Saturday, May 10, 2008

Green driving machine

If you are an environmentalist, you surely prefer to use “greener driving machines”. Before you buy a new car, you probably are assessing the specs affecting its production of minimal CO2 and other emissions.
You may have heard about the fact that by the end of the decade, new cars need to produce an average of at most 130g/km of CO2. However, most cars today emit rather more than this. How will this average be assessed? The 130g/km average is well-meaning rhetoric, but no one in the EU carbonocracy can set out the definition for now. Meanwhile, with the target date fast approaching, the carmakers are left behind.

Some manufacturers, nevertheless, are going ahead anyway and creating some very low-CO2-producing cars. (I may not say "low-CO2 emitting", because emissions suggest pollution and CO2, unlike nitrogen oxides, particulates and unburnt hydrocarbons, are not pollutants.)
Among the most ideal vehicles that deserve recognition when it comes to environmenta friendliness is the BMW 118d. This vehicle model is currently having an "EfficientDynamics"– package the better to eke out every litre of diesel oil.

What is EfficientDynamics all about? (it’s not typo, there is really no space in between.) All new 1-series cars, unlike the 116i and 130i (the two extremes of the petrol-fuelled range), have a stop-start system, which you might remember from aeons ago with the Fiat Regata ES and later the VW Golf Ecomatic. The concept is the same with the car stopped and the gearbox in neutral, then the engine stops until you depress the clutch upon which it restarts automatically. Nevertheless, this modern, high-tech BMW works rather more discreetly, smoothly, and reliably.

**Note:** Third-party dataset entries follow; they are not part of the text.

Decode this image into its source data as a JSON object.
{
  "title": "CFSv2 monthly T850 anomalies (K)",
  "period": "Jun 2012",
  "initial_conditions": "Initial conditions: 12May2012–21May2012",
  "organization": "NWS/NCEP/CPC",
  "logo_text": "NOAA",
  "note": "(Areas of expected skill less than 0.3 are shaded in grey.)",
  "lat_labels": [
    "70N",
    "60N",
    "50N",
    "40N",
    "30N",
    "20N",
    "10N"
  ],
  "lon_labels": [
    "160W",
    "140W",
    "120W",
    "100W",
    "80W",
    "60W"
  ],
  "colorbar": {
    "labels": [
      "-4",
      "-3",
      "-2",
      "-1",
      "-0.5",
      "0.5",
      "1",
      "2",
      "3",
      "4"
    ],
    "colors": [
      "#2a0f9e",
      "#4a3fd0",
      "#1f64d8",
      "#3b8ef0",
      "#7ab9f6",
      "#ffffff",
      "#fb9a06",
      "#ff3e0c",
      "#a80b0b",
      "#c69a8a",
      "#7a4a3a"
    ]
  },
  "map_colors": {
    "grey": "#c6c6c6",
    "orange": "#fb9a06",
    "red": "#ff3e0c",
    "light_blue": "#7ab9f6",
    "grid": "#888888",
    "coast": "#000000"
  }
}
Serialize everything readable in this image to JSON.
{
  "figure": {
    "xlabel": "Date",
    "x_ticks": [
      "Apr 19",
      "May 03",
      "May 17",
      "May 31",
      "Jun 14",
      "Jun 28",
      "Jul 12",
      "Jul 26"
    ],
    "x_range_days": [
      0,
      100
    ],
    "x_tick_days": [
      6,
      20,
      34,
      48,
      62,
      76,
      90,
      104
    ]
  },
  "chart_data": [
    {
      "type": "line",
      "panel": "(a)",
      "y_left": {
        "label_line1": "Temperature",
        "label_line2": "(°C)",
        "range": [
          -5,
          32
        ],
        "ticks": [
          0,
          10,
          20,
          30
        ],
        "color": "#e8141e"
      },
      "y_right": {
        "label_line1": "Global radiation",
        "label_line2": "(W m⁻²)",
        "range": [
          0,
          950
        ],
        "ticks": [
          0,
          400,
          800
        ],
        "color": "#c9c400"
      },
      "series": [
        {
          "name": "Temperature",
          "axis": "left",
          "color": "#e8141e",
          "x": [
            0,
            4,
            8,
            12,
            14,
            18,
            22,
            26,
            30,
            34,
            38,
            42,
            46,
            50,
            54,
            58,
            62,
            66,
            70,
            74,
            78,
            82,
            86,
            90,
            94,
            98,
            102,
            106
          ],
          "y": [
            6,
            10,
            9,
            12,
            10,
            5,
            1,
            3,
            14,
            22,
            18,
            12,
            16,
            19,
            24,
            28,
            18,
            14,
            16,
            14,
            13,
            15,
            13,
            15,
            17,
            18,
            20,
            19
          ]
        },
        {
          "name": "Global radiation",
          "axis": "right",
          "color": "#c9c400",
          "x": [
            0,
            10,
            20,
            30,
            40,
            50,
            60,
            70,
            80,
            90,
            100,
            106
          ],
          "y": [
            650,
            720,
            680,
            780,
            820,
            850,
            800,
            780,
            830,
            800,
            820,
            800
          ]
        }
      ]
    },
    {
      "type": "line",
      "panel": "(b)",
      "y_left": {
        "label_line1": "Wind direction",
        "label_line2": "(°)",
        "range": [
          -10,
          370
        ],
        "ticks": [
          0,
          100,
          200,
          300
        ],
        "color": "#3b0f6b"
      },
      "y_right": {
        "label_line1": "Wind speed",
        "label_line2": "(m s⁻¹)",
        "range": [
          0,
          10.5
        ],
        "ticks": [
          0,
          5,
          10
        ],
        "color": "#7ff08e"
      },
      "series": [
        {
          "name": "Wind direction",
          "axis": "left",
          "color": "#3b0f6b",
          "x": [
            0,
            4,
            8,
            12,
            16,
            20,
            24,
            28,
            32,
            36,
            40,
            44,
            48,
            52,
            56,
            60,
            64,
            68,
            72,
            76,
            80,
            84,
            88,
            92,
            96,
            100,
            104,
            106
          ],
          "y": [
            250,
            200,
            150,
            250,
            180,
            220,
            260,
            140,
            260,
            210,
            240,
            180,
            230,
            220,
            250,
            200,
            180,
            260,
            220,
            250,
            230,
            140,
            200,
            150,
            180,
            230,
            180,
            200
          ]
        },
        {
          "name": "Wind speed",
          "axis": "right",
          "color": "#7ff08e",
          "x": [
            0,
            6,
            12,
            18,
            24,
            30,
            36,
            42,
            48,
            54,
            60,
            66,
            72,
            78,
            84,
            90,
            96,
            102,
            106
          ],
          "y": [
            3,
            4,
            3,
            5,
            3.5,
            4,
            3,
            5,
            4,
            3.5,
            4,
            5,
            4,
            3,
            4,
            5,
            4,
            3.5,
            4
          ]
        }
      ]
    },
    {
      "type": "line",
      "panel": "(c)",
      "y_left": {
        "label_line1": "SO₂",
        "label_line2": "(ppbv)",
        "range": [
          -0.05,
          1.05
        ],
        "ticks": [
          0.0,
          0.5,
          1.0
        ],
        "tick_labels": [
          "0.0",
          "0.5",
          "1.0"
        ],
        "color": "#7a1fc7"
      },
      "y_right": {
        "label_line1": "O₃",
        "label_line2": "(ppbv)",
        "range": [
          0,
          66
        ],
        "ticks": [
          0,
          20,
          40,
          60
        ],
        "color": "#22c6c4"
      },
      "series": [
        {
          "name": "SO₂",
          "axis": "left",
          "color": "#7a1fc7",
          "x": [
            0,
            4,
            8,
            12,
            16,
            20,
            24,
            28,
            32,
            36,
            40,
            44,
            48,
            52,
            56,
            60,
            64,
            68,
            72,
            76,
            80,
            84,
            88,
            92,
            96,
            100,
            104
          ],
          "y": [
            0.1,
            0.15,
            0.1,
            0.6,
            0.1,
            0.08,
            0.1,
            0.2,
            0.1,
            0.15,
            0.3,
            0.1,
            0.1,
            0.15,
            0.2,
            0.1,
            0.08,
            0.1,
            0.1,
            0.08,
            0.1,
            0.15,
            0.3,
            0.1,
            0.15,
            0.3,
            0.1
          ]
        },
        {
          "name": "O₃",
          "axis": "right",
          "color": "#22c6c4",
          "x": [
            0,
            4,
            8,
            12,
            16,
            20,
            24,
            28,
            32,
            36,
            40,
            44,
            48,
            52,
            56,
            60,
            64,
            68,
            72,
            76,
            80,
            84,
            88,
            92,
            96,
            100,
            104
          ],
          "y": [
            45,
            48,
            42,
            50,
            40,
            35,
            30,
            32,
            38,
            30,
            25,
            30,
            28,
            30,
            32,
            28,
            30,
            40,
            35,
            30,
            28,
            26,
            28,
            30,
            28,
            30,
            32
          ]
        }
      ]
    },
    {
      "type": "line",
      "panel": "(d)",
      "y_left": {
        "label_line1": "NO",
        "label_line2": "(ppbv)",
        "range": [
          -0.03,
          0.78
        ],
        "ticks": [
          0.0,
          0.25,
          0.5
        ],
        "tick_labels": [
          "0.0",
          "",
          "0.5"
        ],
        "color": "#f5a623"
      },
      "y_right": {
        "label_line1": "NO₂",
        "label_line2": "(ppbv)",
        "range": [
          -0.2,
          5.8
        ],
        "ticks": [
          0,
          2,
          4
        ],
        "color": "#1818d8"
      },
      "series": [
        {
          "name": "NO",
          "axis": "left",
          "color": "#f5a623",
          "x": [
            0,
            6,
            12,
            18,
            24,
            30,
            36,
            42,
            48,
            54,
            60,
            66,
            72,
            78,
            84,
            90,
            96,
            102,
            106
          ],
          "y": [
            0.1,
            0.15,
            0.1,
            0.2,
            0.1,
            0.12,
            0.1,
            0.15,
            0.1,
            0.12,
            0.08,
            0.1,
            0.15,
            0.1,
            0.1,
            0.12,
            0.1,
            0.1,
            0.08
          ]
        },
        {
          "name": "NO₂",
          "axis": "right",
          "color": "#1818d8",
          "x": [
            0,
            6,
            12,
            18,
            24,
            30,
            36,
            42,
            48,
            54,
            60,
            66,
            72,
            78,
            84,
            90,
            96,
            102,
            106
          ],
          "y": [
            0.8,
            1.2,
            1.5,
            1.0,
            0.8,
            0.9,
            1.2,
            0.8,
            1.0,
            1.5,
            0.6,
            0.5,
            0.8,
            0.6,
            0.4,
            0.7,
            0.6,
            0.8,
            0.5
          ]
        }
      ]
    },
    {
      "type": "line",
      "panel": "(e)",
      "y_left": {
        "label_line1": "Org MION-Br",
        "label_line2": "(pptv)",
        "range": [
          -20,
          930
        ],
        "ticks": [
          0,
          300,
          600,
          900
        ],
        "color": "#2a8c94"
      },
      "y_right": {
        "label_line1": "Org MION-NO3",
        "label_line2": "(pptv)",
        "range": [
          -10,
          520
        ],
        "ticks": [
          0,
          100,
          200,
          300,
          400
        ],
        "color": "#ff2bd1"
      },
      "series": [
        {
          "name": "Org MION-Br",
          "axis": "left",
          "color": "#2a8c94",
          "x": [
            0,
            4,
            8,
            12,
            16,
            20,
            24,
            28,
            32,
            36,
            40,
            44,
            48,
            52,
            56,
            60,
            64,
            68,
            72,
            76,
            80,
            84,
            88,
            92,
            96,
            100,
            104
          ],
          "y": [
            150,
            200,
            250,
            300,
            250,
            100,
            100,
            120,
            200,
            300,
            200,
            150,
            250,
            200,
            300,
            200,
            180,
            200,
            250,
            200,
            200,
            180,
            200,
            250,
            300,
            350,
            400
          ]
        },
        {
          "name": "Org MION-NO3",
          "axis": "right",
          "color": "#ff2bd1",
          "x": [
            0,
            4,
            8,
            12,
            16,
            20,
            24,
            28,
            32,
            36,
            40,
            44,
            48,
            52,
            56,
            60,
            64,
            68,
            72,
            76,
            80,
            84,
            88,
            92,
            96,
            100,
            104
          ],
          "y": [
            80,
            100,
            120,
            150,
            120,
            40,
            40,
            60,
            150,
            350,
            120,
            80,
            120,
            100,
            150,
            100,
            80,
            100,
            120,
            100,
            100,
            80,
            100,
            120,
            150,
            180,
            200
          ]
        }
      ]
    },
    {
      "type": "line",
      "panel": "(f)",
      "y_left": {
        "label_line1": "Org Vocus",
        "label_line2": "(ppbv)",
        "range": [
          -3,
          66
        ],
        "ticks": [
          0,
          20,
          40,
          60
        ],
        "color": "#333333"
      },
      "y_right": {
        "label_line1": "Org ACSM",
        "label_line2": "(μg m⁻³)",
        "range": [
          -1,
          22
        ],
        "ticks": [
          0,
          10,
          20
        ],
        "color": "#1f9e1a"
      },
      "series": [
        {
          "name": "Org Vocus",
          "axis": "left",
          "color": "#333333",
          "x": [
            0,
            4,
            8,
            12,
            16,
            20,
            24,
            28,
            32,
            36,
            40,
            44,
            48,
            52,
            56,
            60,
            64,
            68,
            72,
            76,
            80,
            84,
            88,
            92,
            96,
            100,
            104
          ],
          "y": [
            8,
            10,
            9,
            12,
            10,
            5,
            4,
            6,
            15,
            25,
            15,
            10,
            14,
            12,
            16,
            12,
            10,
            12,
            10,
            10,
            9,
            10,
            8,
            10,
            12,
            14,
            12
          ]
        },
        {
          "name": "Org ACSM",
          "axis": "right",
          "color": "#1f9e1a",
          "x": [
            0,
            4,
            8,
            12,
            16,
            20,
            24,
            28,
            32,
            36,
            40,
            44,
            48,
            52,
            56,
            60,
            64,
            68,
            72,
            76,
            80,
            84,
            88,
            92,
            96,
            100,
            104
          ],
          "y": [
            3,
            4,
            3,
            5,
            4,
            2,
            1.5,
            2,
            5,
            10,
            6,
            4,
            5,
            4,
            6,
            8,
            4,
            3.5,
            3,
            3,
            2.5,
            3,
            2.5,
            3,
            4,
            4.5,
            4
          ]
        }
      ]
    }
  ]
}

Aside from the EfficientDynamics, there is also the Intelligent Alternator Control (IAC) that is perfect for an environmentalist. Whenever the engine is turning but not under load, (meaning when decelerating or braking) the alternator engages to charge up the high-capacity battery. Otherwise the alternator is disengaged unless the battery is getting too low. Some cars have the engine that requires the alternator to be turned on all the time, even when the battery is charged. Considering the fact that turning an alternator uses energy, the IAC system can reduce fuel consumption by up to three per cent.

Yet cleverer than that, an alternator that's charging hard is a big drag on the engine. So when the alternator is engaged as you slow down or stop, while some hard charging to do in order to recover the energy taken from the battery when driving under power, then that "drag" helps with the braking. Meaning you don't have to brake so hard, so less energy is wasted. This is called regenerative braking, as used by hybrids. Whenever you are slowing down at least, the 1-series behaves a bit like a hybrid.

So, feeling smugly green, 118d is indeed a good choice of ride. Immediately it feels unique among today's compact hatchbacks for blending that compactness with the very BMW sensation of rear-wheel drive. The demeanor feels pure with the new electric power steering that is good enough not to have the stodgy, artificial feel that is too often found in such systems. The electric power steering feels more natural when the motor is in the rack rather than in the column, and that of the 1-series is so designed.

The numerical credentials of this BMW 118d engine would have been so impossible and unreal. Forget about the 118d designation: like the more powerful 120d engine, this is a 2.0-litre unit but here producing 143bhp (21bhp up from the previous 118d) instead of 177. This is backed up by 221lb ft of torque for having effortless pulling ability typical of the best modern diesels, propelling the 118d from a standstill to that arbitrary 62mph figure in 8.9 seconds.

With all the flawless specs of 118d, you can also point out the officially-measured average CO2 output of just 123g/km, the lowest of any BMW-badged car. Imagine that all cars deliver all this dynamism and slip comfortably under the CO2 quota, then what a green environment we have in the future.